Urban art as a vector for transforming space

Urban art is a manifestation made in the urban environment without the intention of vandalism. It is an art that has a direct relationship with the city and the society in which it is located and that can emerge spontaneously or through business incentives and/or public management.

The production of art on a city scale tends to bring art closer to citizens, as it has a language role that expands to several dimensions, such as sociocultural and physical-environmental, and relates to interlocutors in a way that communicates, emotes and to stimulate interest in culture and information about the subjects it addresses, enabling the transformation of the city into open-air art galleries.

The structure of art outside built spaces allows greater accessibility and popular reach, but is subject to the condition of being ephemeral and changeable, as it is susceptible to interference from the population, degradation due to weather or modifications to the property. On the other hand, urban art assumes a democratic role, as it can be seen by everyone who wants to see it, far from museums, galleries and art auctions and as a result of society's relations. Another role of art is to communicate and disseminate the beauty, history of the city and the characterization of life in society, as a means of propagating culture.

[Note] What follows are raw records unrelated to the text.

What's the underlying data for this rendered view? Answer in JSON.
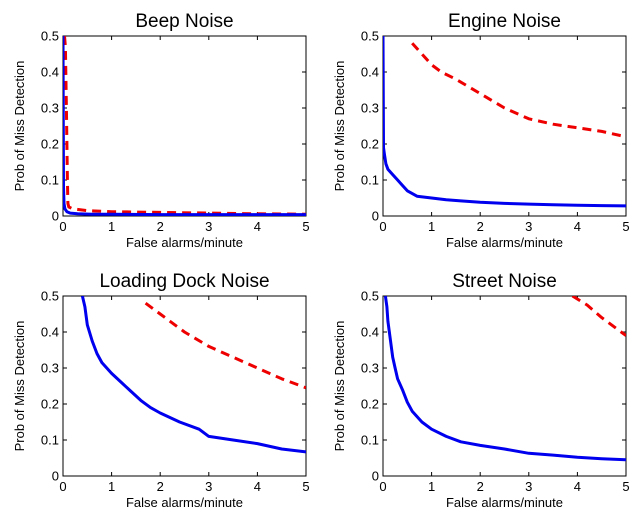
{
  "chart_data": [
    {
      "type": "line",
      "title": "Beep Noise",
      "xlabel": "False alarms/minute",
      "ylabel": "Prob of Miss Detection",
      "xlim": [
        0,
        5
      ],
      "ylim": [
        0,
        0.5
      ],
      "xticks": [
        "0",
        "1",
        "2",
        "3",
        "4",
        "5"
      ],
      "yticks": [
        "0",
        "0.1",
        "0.2",
        "0.3",
        "0.4",
        "0.5"
      ],
      "grid": false,
      "series": [
        {
          "color": "#0000ee",
          "style": "solid",
          "x": [
            0.0,
            0.01,
            0.02,
            0.04,
            0.08,
            0.15,
            0.3,
            0.6,
            1.0,
            2.0,
            3.0,
            4.0,
            5.0
          ],
          "y": [
            0.5,
            0.08,
            0.035,
            0.02,
            0.012,
            0.008,
            0.006,
            0.005,
            0.005,
            0.004,
            0.004,
            0.004,
            0.004
          ]
        },
        {
          "color": "#ee0000",
          "style": "dashed",
          "x": [
            0.03,
            0.05,
            0.07,
            0.09,
            0.1,
            0.12,
            0.2,
            0.5,
            1.0,
            2.0,
            3.0,
            4.0,
            5.0
          ],
          "y": [
            0.5,
            0.47,
            0.3,
            0.1,
            0.035,
            0.025,
            0.02,
            0.015,
            0.012,
            0.01,
            0.008,
            0.006,
            0.005
          ]
        }
      ]
    },
    {
      "type": "line",
      "title": "Engine Noise",
      "xlabel": "False alarms/minute",
      "ylabel": "Prob of Miss Detection",
      "xlim": [
        0,
        5
      ],
      "ylim": [
        0,
        0.5
      ],
      "xticks": [
        "0",
        "1",
        "2",
        "3",
        "4",
        "5"
      ],
      "yticks": [
        "0",
        "0.1",
        "0.2",
        "0.3",
        "0.4",
        "0.5"
      ],
      "grid": false,
      "series": [
        {
          "color": "#0000ee",
          "style": "solid",
          "x": [
            0.0,
            0.01,
            0.03,
            0.06,
            0.1,
            0.2,
            0.3,
            0.4,
            0.5,
            0.7,
            1.0,
            1.3,
            1.6,
            2.0,
            2.5,
            3.0,
            3.5,
            4.0,
            4.5,
            5.0
          ],
          "y": [
            0.5,
            0.19,
            0.17,
            0.145,
            0.13,
            0.115,
            0.1,
            0.085,
            0.07,
            0.055,
            0.05,
            0.045,
            0.042,
            0.038,
            0.035,
            0.033,
            0.031,
            0.03,
            0.029,
            0.028
          ]
        },
        {
          "color": "#ee0000",
          "style": "dashed",
          "x": [
            0.6,
            0.8,
            1.0,
            1.2,
            1.5,
            2.0,
            2.5,
            3.0,
            3.5,
            4.0,
            4.5,
            5.0
          ],
          "y": [
            0.48,
            0.45,
            0.42,
            0.4,
            0.38,
            0.34,
            0.3,
            0.27,
            0.255,
            0.245,
            0.235,
            0.22
          ]
        }
      ]
    },
    {
      "type": "line",
      "title": "Loading Dock Noise",
      "xlabel": "False alarms/minute",
      "ylabel": "Prob of Miss Detection",
      "xlim": [
        0,
        5
      ],
      "ylim": [
        0,
        0.5
      ],
      "xticks": [
        "0",
        "1",
        "2",
        "3",
        "4",
        "5"
      ],
      "yticks": [
        "0",
        "0.1",
        "0.2",
        "0.3",
        "0.4",
        "0.5"
      ],
      "grid": false,
      "series": [
        {
          "color": "#0000ee",
          "style": "solid",
          "x": [
            0.4,
            0.45,
            0.5,
            0.6,
            0.7,
            0.8,
            1.0,
            1.2,
            1.4,
            1.6,
            1.8,
            2.0,
            2.4,
            2.8,
            3.0,
            3.5,
            4.0,
            4.5,
            5.0
          ],
          "y": [
            0.5,
            0.47,
            0.42,
            0.375,
            0.34,
            0.315,
            0.285,
            0.26,
            0.235,
            0.21,
            0.19,
            0.175,
            0.15,
            0.13,
            0.11,
            0.1,
            0.09,
            0.075,
            0.067
          ]
        },
        {
          "color": "#ee0000",
          "style": "dashed",
          "x": [
            1.7,
            2.0,
            2.5,
            3.0,
            3.5,
            4.0,
            4.5,
            5.0
          ],
          "y": [
            0.48,
            0.45,
            0.4,
            0.36,
            0.33,
            0.3,
            0.27,
            0.245
          ]
        }
      ]
    },
    {
      "type": "line",
      "title": "Street Noise",
      "xlabel": "False alarms/minute",
      "ylabel": "Prob of Miss Detection",
      "xlim": [
        0,
        5
      ],
      "ylim": [
        0,
        0.5
      ],
      "xticks": [
        "0",
        "1",
        "2",
        "3",
        "4",
        "5"
      ],
      "yticks": [
        "0",
        "0.1",
        "0.2",
        "0.3",
        "0.4",
        "0.5"
      ],
      "grid": false,
      "series": [
        {
          "color": "#0000ee",
          "style": "solid",
          "x": [
            0.05,
            0.08,
            0.1,
            0.15,
            0.2,
            0.25,
            0.3,
            0.4,
            0.5,
            0.6,
            0.8,
            1.0,
            1.3,
            1.6,
            2.0,
            2.5,
            3.0,
            3.5,
            4.0,
            4.5,
            5.0
          ],
          "y": [
            0.5,
            0.47,
            0.43,
            0.38,
            0.33,
            0.3,
            0.27,
            0.24,
            0.205,
            0.18,
            0.15,
            0.13,
            0.11,
            0.095,
            0.085,
            0.075,
            0.063,
            0.058,
            0.052,
            0.048,
            0.045
          ]
        },
        {
          "color": "#ee0000",
          "style": "dashed",
          "x": [
            3.9,
            4.2,
            4.5,
            4.8,
            5.0
          ],
          "y": [
            0.5,
            0.475,
            0.44,
            0.41,
            0.39
          ]
        }
      ]
    }
  ]
}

The production of contemporary urban art arises from the avant-garde artistic movements of the 20th century, such as cubism, dadaism, futurism, expressionism and surrealism, when art concepts began to be questioned and the precepts of the French Academy of Fine Arts were discarded, enabling new forms of artistic expression, with the emergence of alternative forms of visual art production such as graffiti, stencils, posters, sculptures, video projections, interventions, artistic installations, flash mob.

Urban space represents a public place for the exchange of identities and culture of a society, where it is possible to learn the culture and customs of the place. Urban art creatively translates these relationships and can reaffirm the region’s identity.

Artistic expressions through graphic or three-dimensional representations can transmit a message or alert society about contemporary issues. Art reaches people in a broad and objective way, transmitting ideas or needs of a community, engaging in a dialogue in the form of an alert that can be a tool used by public management to highlight the potential and references of a society, as well as if used in this way request to perform an action.

Urban art has been renewing itself and gaining greater strength due to new generations of artists who seek to express themselves through it and through social networks that enable greater exchange and dissemination of this art.

It is through the construction of this identity that art and cultural activities can play the role of an urban rehabilitation device in public spaces and, when it involves social classes within the city construction process, this identity becomes easier to achieve.